Hoje tive a capacidade de suster o choro por uma dúzia de vezes. Acho que aí me portei bem. Nunca tive o à vontade para chorar em frente de quem quer que fosse. Com a minha postura sempre habituei todas as pessoas a não se preocuparem comigo. Nunca quis incomodar, porque sempre achei que cada uma tinha os seus problemas e precisavam era de ajuda para resolvê-los. Não tinham a obrigação de me aguentar. Talvez seja por isso que me sinta sozinha como um cão. Agora entendo que isso também faz parte de construir uma verdadeira amizade. Ter a abertura para chorar sempre que for preciso. Não consegui perceber isso na altura certa, agora tenho de viver assim porque sei que não vou conseguir mudar a minha forma de ser.
Sei que hoje cumpri um pouco da minha missão: consegui com que um amigo tivesse mais tempo para se divertir com outras pessoas. Contribuí um pouco para isso e isso também me faz sentir bem. Ele também merece sair um pouco dos seus problemas e espairecer. Ajudar nisso é óptimo. Talvez até tenha sido a melhor parte do meu dia.
Hoje ficou claro que, mais do que nunca, tenho de me capacitar disso: ajudar os outros implica guardar todo o meu sofrimento para mim, porque ninguém merece arcar com a minha dor. Ela só pode incomodar a uma só pessoa: a mim. As outras têm que ser felizes e eu tenho de as ajudar nessa parte: com um ombro amigo, com uma palavra de conforto, como um exemplo de persistência e mão amiga para que não desistam daquilo que querem. São as únicas coisas que sei e posso fazer.

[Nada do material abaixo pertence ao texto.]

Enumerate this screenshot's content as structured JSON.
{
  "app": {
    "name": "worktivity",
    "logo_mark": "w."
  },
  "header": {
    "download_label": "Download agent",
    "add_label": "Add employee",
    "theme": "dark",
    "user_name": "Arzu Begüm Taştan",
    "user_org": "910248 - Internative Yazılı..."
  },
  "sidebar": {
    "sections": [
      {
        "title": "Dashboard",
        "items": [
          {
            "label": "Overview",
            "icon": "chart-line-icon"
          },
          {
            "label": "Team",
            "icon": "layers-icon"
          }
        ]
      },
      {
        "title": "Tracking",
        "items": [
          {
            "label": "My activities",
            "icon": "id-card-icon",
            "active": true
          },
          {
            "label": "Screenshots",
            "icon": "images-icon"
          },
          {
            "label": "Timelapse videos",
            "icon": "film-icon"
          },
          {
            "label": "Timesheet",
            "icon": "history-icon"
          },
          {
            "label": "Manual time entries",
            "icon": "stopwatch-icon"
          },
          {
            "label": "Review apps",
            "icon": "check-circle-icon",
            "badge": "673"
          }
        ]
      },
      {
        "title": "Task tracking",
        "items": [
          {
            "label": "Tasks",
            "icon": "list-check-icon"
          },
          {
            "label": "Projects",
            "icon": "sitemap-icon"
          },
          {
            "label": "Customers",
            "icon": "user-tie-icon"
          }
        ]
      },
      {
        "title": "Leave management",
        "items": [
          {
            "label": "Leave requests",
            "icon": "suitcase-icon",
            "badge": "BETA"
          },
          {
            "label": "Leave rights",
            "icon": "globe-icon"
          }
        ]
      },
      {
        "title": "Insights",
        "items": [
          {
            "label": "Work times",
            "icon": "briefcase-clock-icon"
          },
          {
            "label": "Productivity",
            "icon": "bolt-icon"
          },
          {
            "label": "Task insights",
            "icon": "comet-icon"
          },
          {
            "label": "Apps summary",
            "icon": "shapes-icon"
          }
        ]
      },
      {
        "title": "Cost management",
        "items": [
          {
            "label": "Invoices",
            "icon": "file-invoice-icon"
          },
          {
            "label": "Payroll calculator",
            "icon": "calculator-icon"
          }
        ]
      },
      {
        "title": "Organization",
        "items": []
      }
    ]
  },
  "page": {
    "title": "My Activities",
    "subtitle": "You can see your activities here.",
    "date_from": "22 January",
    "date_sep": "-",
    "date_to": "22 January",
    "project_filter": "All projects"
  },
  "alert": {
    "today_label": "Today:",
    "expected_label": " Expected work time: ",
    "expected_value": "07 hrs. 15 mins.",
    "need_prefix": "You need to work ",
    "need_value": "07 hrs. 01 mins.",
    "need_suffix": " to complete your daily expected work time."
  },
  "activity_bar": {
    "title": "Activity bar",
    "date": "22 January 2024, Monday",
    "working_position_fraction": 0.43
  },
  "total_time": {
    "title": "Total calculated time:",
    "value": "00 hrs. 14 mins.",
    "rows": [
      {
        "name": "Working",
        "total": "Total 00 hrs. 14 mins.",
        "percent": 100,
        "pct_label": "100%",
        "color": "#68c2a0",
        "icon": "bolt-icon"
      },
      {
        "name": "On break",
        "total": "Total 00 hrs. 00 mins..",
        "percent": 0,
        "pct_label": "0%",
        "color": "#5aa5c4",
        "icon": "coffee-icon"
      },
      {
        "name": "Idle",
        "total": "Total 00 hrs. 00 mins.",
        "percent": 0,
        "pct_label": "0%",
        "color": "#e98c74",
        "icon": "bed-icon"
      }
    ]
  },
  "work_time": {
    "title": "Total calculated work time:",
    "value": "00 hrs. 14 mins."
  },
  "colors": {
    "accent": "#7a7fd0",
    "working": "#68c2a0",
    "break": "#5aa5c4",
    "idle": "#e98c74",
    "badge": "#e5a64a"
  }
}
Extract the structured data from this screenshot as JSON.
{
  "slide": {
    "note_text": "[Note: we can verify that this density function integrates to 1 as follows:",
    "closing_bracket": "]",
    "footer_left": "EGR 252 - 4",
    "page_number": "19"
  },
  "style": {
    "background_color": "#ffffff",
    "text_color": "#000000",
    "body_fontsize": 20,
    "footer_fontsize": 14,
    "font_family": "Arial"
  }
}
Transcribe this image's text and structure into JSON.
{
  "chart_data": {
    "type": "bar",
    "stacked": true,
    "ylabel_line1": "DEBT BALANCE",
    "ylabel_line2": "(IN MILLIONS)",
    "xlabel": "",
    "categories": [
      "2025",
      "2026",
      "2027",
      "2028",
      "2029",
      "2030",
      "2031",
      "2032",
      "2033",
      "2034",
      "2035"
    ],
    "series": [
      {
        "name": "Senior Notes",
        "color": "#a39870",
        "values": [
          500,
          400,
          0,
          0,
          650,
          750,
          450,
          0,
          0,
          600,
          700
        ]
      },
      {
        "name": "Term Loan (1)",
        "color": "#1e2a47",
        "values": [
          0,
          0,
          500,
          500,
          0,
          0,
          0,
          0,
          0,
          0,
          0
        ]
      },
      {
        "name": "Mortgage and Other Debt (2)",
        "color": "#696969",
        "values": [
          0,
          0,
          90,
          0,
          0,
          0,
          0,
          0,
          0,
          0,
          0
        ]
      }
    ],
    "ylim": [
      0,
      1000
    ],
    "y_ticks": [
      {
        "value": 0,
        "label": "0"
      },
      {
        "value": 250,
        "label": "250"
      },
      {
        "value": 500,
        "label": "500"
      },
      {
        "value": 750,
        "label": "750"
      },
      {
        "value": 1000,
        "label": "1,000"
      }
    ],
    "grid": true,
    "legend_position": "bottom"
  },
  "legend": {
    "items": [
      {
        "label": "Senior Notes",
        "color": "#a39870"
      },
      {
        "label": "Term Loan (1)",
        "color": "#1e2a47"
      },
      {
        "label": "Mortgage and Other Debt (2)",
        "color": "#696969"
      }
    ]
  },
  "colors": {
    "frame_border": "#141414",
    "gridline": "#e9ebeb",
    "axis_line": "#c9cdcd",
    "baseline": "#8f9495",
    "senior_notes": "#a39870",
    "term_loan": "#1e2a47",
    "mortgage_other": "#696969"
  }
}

Talvez para diminuir um pouco o meu sofrimento eu devesse deixar de insistir em fazer coisas e em ter coisas que não me servem de muito, porque não são feitas para mim e eu não sou feita para elas. Tenho também de me conformar com isso. De deixar de querer ser uma pessoas normal, deixar de querer desenvolver as mesmas apetências de pessoas normais. Eu não tive um crescimento num ambiente normal, não tenho um feitio de uma pessoa normal. Eu não sou uma pessoa normal. E eu tenho de me resignar a isso.
Estou a tentar. Mas hoje foi difícil. Aliás, ultimamente tem sido difícil. Que não desista pelo caminho e me concentre naquilo que tenho de fazer pelos outros. Deus me ajude."